Artificial intelligence in retail: The way forward vs. data protection?

The use of artificial intelligence is playing an increasingly important role in the digitisation of retail. According to the "Executive Summary World Robotics 2020 Industrial Robots" of the International Federation of Robotics (IFR), Germany ranks fifth worldwide in the use of industrial robots - after China, Japan, the USA and South Korea.

Not least because of the corona pandemic, retailers have been forced to find new possibilities of using AI: from the automatic disinfection of shopping trolleys in supermarkets to facial recognition when checking whether a person is wearing a mouth-nose covering. In online business, the analysis of customers’ purchasing conduct in particular is improving. The use of cookies and analysis tools on websites has become indispensable. Added to this are things such as the analysis of product evaluations, the use of chatbots and the breakup of existing data silos through profiling or their use in the context of job application processes. There are no limits to the inventive imagination of the industry.

Consideration of data protection requirements

When analysing and using customer data, data protection requirements in particular must be taken into account. In principle, any processing of personal customer data must have a legal basis under data protection law. In this context, one must determine on a case-by-case basis whether the data processing is necessary, for example, for the performance of the contract, whether it represents an overriding legitimate interest or whether it requires the prior consent of the customer.

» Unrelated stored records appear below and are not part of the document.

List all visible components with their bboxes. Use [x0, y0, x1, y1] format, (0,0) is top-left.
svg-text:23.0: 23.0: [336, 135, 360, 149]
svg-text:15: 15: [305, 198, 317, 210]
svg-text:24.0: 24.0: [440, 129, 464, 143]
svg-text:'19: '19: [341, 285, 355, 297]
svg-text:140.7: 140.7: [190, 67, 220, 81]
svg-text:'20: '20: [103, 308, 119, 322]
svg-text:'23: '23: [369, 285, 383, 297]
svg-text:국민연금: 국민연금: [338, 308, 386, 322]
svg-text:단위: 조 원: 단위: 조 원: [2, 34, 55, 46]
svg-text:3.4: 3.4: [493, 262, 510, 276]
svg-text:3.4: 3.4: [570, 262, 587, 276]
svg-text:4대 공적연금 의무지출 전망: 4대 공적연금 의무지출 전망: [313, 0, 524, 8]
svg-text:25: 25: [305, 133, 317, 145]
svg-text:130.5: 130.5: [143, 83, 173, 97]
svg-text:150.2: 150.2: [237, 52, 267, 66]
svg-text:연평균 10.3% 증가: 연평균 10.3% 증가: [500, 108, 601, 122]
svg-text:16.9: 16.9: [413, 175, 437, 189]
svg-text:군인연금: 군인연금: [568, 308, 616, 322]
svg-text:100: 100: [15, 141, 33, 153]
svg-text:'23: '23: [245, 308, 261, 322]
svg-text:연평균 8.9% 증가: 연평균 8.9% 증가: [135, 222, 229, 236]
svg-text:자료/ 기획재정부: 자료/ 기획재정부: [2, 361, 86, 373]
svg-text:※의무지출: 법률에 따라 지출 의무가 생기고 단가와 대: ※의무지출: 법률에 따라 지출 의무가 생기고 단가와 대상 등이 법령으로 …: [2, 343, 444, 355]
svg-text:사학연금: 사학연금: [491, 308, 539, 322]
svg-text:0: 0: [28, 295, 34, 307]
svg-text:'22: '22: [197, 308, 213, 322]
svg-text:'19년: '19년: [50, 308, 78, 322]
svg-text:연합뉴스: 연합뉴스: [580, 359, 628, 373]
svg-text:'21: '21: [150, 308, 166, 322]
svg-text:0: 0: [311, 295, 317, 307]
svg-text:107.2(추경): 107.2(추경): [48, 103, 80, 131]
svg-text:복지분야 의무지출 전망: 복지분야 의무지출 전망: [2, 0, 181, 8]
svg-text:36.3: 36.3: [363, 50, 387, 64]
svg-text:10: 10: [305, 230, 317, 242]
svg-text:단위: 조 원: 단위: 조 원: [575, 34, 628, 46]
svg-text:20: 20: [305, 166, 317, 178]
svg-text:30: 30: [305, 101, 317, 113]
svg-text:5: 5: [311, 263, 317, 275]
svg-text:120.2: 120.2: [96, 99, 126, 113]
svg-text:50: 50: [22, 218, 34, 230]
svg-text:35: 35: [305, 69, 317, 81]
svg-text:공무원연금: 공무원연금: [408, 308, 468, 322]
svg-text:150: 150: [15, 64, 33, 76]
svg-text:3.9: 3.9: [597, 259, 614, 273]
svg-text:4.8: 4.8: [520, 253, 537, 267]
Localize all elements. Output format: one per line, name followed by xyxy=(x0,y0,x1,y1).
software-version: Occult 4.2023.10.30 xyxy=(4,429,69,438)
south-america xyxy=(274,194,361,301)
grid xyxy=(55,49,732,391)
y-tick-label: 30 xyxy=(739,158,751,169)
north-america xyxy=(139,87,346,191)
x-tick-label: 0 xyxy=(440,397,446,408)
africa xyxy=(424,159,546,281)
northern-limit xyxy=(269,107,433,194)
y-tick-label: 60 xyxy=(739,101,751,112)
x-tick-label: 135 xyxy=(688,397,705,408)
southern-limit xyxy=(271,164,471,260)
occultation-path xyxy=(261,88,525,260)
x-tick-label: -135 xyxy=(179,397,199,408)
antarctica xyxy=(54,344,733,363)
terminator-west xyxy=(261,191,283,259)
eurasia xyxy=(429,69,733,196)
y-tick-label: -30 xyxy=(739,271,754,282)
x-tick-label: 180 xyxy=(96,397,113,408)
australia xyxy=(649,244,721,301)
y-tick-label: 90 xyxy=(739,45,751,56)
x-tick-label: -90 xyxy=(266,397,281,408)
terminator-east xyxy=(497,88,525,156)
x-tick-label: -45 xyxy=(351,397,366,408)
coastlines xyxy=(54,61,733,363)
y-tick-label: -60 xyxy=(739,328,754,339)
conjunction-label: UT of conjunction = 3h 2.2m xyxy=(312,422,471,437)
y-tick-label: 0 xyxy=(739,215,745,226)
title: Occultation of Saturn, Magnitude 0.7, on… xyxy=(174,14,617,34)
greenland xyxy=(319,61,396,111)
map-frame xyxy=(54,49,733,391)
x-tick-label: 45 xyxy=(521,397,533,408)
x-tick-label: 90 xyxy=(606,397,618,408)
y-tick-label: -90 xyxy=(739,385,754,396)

In addition, the customers in question have to be informed about the use and type of data processing through artificial intelligence pursuant to Art. 13 GDPR. In online business, this requirement is usually met through the data protection notices on the website, whereas other ways of informing customers have to be found for shops, for example by posting a notice at the entrance.

If the AI system used makes decisions itself on the basis of the data processing, such as in the case of digital pricing, the prior express consent of the data subject may have to be obtained in individual cases in accordance with Art. 22 GDPR.

In a joint statement (the so-called Hambach Declaration), the German data protection authorities expressed the view that a data protection impact assessment pursuant to Art. 35 GDPR, i. e. a documented assessment of the consequences of the envisaged processing operations for the protection of personal data, will generally be required for the use of AI systems to interact with data subjects or to assess personal aspects.

When using robots or systems that store data in the connected cloud outside the EU or EEA, appropriate safeguards must be put in place and data protection safeguards must be ensured, for example by agreeing the EU standard data protection clauses. Since the Schrems II ruling of the ECJ, however, one must also examine on a case-by-case basis whether additional measures need to be taken to ensure a level of protection that is essentially equivalent to that in the EU.

Collection of employee data

By no means does the use of artificial intelligence in retail mean that the use of human labour is no longer necessary. Software programs are written by developers, for example, and assembly and maintenance work in particular is carried out by engineers. This often requires the personal identification of the employee, which means that personal data is also collected by the employer in this context.

The use of artificial intelligence is also on the rise in the human resources sector. Software-controlled programmes are used in particular for recruiting and selecting personnel, enabling most suitable candidates to be selected in a time and cost-saving manner.

Through the systemic processing of employee and job applicant data, conclusions can be drawn as to the employee's work approach. European data protection law also sets boundaries in this respect, however. The processing of employee data requires a specific purpose and a legal basis. Consent pursuant to Art. 6 (1) lit. a GDPR, in contrast, usually does not come into consideration in an employment relationship due to the lack of voluntariness on the part of the employee or job applicant.

If a works council has been formed at the company in question, co-determination pursuant to § 87 (1) No. 6 German Shop Constitution Act [Betriebsverfassungsgesetz, BetrVG] especially applies with regard to the monitoring of employees' performance and conduct through technical equipment. In the context of job application processes, participation and co-determination rights according to §§ 92, 93, 94 BetrVG come into consideration. In this connection, the conclusion of a mandatory shop agreement can also be used as a permission criterion of data protection law pursuant to Art. 88 GDPR in conjunction with § 26 (4) German Data Protection Act [Bundesdatenschutzgesetz, BDSG]. In this context, the legislator has now also incorporated the topic of artificial intelligence into the current draft bill of the Works Council Strengthening Act [Betriebsrätestärkungsgesetz].

Conclusion

The use of artificial intelligence is significantly defining digitisation in retail. Despite all the advantages that the use of (industrial) robots and other AI systems brings, the labour and data protection provisions should not be underestimated. Reconciling the unlimited possibility of artificial intelligence with the legal boundaries can be a balancing act in individual cases, but it is not impossible.